La Stampa, 20 luglio 2019
Nell’ostello della guerra di Sarajevo
Non è un’attrazione per turisti, tanto meno un classico ostello. Si dorme in camerata, ma senza letto, acqua corrente e riscaldamento. In sottofondo il fragore della guerra. Ad aprire la porta c’è «Zero One», nome in codice di Arijan Kurbašić, uno dei tanti giovani nati appena prima che Sarajevo diventasse il triste teatro del più lungo assedio nella storia contemporanea.

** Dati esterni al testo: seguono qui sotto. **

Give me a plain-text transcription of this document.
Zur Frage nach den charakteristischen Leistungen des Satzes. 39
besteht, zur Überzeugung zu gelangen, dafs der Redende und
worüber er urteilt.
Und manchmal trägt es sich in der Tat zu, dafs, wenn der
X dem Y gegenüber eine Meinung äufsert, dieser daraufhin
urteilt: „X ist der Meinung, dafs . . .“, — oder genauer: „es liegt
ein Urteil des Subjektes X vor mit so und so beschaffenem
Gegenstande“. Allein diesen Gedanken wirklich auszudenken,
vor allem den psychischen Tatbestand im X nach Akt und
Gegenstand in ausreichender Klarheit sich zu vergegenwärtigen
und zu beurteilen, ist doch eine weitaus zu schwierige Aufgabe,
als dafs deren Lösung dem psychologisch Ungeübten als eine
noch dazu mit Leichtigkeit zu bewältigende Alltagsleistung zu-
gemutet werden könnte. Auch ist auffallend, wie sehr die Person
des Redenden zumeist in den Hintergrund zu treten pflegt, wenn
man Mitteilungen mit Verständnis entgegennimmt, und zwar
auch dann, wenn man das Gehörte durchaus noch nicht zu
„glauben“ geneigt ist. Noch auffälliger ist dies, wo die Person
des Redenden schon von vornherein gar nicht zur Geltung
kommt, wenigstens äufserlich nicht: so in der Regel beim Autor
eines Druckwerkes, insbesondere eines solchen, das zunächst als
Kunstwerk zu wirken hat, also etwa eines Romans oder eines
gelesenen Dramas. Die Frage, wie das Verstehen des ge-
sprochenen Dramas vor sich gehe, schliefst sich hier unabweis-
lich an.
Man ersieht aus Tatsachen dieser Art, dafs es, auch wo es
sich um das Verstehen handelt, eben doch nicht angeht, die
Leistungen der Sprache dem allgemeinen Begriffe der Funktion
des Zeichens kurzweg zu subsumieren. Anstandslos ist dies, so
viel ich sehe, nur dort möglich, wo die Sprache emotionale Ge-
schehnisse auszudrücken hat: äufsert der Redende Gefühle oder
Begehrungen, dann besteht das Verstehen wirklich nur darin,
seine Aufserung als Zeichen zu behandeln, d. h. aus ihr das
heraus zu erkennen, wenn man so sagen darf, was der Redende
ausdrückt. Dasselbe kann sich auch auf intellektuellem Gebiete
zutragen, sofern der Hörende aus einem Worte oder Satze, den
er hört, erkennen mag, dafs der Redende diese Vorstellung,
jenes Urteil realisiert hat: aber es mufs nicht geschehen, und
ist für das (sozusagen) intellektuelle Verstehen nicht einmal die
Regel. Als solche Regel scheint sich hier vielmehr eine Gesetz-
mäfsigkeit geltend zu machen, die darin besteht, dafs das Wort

Quel bambino oggi ha 27 anni ed ha trasformato la casa dove è sopravvissuto insieme alla sua famiglia per 1.425 giorni, «e 1.425 notti» come ci tiene a sottolineare, nel «war hostel», letteralmente l’ostello di guerra, in pratica un luogo dove provare a capire cosa significa vivere sotto assedio. «Non è un gioco, è destinato a chi vuole comprendere - racconta Arijan -. Solo chi non è mai sopravvissuto ad una guerra può volerne una».
La linea del fronte
Per arrivarci, si attraversa la Baščaršija, il cuore pulsante della capitale bosniaca, e si passa il fiume all’altezza della Vijećnica, l’edificio dell’ex biblioteca nazionale di Sarajevo, distrutto dagli assedianti serbi nell’estate del 1992 e diventato il simbolo della devastazione culturale della città, riaperto solo 5 anni fa. Poi ci si arrampica tra le tipiche stradine di Sarajevo, non lontano da quella che era la linea del fronte. La casa è ancora segnata dal conflitto, così come tante altre a Sarajevo. «Zero One era il nome in codice di guerra di mio padre - spiega -. Questo ostello è un omaggio: noi siamo sopravvissuti. Ora con questa attività aiuto la mia famiglia e ho l’opportunità di condividere la nostra storia con chi è disposto ad ascoltare. Non si viene qua per curiosità, per dormire e andare via. Per questo chiedo di rimanere almeno due notti. Vengono turisti, certo, ma anche studenti, ricercatori, persone dall’estero e dalla Bosnia. È aperto a tutti coloro che vogliono capire».
Niente telefoni e pc
Ci mostra le stanze: ci sono alcune camerate e una doppia e, come in ogni ostello, un’area comune, dove riflettere con vista sulla Vijećnica. «Questa era la nostra cucina, questo invece il soggiorno», commenta passando da una stanza all’altra. Lui era troppo piccolo per ricordare ma è tutto drammaticamente vero. Si dorme per terra su un letto da rifugio antiaereo costruito con coperte umanitarie, le finestre sono chiuse dai teli dell’Unhcr, fornite per ripararsi dal freddo e per nascondersi dai cecchini. Niente internet, lasciate a casa telefonini e pc. Ci sono solo un paio di batterie per auto per alimentare alcune luci improvvisate. Niente acqua corrente, per lavarsi servirà raccoglierla utilizzando le taniche di 25 litri in uso in tempo di guerra. Ci chiede di provare a sollevarla e immaginare cosa voleva dire farlo per sua madre e per le tante madri di Sarajevo. Si respira l’umidità, ci sono solo delle stufette: la legna da ardere la trovi appena fuori la porta di casa. Niente colazione, solo un po’ di riso, cibo da guerra. Alle pareti articoli di giornale, in lingua inglese, pubblicati durante il lungo assedio, per leggere e immedesimarsi in quell’inferno. L’unico lusso è sapere che fuori dall’ostello non si spara più.
Ha allestito anche un piccolo museo, riproducendo un bunker sui ricordi di suo padre. Presto vicino all’ostello sarà costruita la strada principale per accedere alla cabinovia che dal centro porta al monte Trebević, riaperta un anno fa dopo il lungo stop a causa della guerra. «Passeranno tante persone, potranno venire anche nel mio piccolo museo – commenta -. Sarà gratis».
«Sono un sopravvissuto»
A chi dice che è un luogo dove si «gioca» a fare la guerra risponde: «Assolutamente no, non sono un fanatico – commenta -. Questo è il mio personale impegno per far sì che non succeda più. Non mi interessa la politica, sono un sopravvissuto. Stando qua si può capire quanto sia importante svegliarsi tutte le mattine sulle proprie gambe». Ci chiede di riaccendere il registratore, ha ancora una cosa da dirmi: «Il war hostel può essere troppo estremo per alcuni ma non importa, venite a Sarajevo. Se la mia storia serve ad attirare attenzione sulla nostra storia, avrò raggiunto il mio obiettivo».